Pearl: Be patient! CBD's effects may take some time to fully manifest for chronic conditions like arthritis, so use it consistently before drawing conclusions.
Pros: Provides potent pain relief for various conditions, including neuropathic pain. Can be administered through:
Inhalation: Smoking or vaping (only legal in certain areas).
Edibles: Can take longer to take effect and have unpredictable effects.
Topical: Less effective for pain than other routes but may provide localized relief.
Cons: Psychoactive effects can be undesirable, especially for daytime use. THC is illegal in many places. There is also potential for dependence and addiction.
Pearl: If considering THC, consult a healthcare professional and prioritize legal avenues like medical marijuana with proper guidance. Dont be out in them streets buying weed!
In addition to conventional and alternative pain management options, exploring complementary approaches can be beneficial.

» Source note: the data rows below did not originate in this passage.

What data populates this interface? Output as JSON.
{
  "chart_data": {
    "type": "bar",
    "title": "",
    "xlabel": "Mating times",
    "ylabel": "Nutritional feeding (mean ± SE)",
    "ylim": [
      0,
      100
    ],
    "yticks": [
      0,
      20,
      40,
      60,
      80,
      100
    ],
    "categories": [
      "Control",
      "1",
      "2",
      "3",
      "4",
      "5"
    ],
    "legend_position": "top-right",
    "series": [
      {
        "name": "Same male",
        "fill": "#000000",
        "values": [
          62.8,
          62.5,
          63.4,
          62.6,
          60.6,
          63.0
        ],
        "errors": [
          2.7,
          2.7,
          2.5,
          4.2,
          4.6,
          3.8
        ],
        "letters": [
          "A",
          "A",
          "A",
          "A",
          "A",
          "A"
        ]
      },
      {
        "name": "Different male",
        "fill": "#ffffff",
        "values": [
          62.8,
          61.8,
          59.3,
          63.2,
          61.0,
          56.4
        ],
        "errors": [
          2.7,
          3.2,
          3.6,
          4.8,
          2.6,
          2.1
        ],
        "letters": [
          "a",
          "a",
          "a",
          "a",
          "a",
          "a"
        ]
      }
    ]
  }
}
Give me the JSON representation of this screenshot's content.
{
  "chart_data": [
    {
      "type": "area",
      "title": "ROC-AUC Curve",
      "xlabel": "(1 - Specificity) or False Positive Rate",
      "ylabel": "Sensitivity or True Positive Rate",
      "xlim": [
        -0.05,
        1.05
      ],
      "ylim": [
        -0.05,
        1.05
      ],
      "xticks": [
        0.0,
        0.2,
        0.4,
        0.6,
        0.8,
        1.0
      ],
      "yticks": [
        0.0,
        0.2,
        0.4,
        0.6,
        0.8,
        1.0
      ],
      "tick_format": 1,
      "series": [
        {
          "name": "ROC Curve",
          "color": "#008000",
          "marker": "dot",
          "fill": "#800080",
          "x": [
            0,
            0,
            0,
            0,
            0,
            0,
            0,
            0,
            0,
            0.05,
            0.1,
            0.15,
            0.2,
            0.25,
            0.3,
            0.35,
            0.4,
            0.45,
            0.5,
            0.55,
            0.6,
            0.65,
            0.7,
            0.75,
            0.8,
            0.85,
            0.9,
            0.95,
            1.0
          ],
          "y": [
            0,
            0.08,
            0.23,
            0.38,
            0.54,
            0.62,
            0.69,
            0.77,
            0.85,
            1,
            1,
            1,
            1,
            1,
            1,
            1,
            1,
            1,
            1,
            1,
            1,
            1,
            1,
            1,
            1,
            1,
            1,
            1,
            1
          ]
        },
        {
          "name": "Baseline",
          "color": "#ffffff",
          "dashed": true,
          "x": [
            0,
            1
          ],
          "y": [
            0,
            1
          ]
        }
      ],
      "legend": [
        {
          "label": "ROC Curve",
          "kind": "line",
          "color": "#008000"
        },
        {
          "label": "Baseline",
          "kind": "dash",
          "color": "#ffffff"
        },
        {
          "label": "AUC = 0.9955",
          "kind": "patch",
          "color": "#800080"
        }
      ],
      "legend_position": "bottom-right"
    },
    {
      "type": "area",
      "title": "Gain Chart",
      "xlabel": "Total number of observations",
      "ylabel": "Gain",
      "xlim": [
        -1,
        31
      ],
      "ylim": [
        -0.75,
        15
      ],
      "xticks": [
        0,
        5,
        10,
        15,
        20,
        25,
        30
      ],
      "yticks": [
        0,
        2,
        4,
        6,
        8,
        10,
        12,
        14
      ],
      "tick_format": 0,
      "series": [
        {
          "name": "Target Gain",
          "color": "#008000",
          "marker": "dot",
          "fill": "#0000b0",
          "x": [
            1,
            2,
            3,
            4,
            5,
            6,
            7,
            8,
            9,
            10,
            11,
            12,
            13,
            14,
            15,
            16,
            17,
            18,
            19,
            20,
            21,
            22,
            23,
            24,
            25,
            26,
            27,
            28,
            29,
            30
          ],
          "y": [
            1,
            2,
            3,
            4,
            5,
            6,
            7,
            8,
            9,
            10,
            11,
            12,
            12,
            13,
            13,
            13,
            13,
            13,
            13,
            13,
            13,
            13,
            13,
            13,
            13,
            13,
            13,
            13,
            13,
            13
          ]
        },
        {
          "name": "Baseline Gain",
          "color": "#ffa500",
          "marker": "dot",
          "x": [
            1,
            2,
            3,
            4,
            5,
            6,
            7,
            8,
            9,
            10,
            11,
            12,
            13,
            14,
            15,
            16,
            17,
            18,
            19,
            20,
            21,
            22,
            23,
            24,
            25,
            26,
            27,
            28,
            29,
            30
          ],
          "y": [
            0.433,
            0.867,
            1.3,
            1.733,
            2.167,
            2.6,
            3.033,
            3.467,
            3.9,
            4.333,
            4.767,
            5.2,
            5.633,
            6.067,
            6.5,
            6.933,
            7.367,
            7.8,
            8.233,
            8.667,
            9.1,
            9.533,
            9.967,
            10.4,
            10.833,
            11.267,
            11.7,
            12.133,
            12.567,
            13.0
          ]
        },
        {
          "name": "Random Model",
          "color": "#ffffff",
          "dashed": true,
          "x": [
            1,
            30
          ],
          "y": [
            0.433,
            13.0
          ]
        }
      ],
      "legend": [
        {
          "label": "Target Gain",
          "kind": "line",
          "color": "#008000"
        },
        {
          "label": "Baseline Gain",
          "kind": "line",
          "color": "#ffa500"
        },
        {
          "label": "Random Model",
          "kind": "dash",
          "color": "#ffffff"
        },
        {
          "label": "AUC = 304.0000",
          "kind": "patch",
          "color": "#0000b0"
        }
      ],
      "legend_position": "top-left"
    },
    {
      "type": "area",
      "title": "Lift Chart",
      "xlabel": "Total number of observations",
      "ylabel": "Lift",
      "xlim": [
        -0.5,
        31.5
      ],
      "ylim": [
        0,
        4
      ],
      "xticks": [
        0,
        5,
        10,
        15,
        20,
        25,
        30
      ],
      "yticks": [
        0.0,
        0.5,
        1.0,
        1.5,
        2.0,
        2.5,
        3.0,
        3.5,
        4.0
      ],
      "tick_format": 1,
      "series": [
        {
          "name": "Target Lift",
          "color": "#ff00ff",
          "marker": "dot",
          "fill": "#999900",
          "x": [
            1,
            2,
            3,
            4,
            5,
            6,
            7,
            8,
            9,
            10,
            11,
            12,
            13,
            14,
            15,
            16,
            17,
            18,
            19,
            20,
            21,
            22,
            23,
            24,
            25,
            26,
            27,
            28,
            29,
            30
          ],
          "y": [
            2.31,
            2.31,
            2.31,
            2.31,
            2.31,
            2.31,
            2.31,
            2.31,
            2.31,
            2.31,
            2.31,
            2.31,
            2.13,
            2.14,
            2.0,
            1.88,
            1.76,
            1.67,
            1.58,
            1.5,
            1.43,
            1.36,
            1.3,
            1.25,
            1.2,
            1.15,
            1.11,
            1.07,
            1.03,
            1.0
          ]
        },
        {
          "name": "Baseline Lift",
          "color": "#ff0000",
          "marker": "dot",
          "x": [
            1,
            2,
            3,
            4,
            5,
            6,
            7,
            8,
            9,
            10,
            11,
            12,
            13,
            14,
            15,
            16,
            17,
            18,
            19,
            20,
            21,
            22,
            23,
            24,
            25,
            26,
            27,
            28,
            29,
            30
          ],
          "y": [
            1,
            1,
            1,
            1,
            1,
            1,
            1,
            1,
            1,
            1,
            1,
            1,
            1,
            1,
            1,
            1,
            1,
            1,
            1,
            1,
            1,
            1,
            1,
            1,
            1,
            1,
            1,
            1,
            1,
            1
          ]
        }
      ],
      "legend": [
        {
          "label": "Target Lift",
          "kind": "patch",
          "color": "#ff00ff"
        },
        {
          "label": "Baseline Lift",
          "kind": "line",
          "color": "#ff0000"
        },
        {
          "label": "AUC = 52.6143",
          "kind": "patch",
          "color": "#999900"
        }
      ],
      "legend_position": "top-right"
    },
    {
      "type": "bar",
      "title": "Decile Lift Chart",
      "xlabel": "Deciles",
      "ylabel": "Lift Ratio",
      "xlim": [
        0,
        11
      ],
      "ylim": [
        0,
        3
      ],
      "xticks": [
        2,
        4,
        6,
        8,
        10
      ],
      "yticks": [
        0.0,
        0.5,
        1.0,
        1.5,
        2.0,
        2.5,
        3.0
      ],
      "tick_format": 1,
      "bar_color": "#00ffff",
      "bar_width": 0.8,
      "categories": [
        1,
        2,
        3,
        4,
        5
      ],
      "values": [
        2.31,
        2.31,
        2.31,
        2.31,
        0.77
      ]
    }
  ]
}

Here are a few additional strategies:
Mind-body practices: Yoga, meditation, and mindfulness can help manage pain by reducing stress and improving the body's pain tolerance.
Acupuncture: This traditional Chinese medicine practice involves inserting thin needles into specific points on the body to stimulate healing and pain relief.
Massage therapy: Can help loosen tight muscles, improve circulation, and reduce pain.
Dietary changes: Eating a healthy diet rich in fruits, vegetables, and whole grains can provide essential nutrients for healing and reduce inflammation.
Pearl: Don't underestimate the power of sleep! Prioritize rest to allow your body to repair and recover effectively.
Wrapping it all Up:
Muscle and joint aches are pretty much an inevitability if you’re going to start a new exercise program, keeping it to a minimum is key. If you’re gonna really make those long term and permanent changes that you’re promising yourself (and maybe maybe your partner too), you should approach this as something you’ll be doing for a long time. Don't rush it, take your time and emphasize quality over quantity. Pain from exercising shouldn't linger- if it does, you should seek care from a professional. If you do it right, maybe you’ll be a regular member of the congregation and not just one of the Easter Sunday crew at the gym with the brand new fancy outfits 🙂
Pearl: Stay hydrated! Dehydration can contribute to muscle cramps and soreness. And, nothing is better for your body than good ol H2O!
Important Note: This information is for educational purposes only and should not be considered medical advice. Always consult with a healthcare professional before starting any new treatment, especially if you have any underlying health conditions. If you purchase CBD products be sure to buy from safe trusted sources.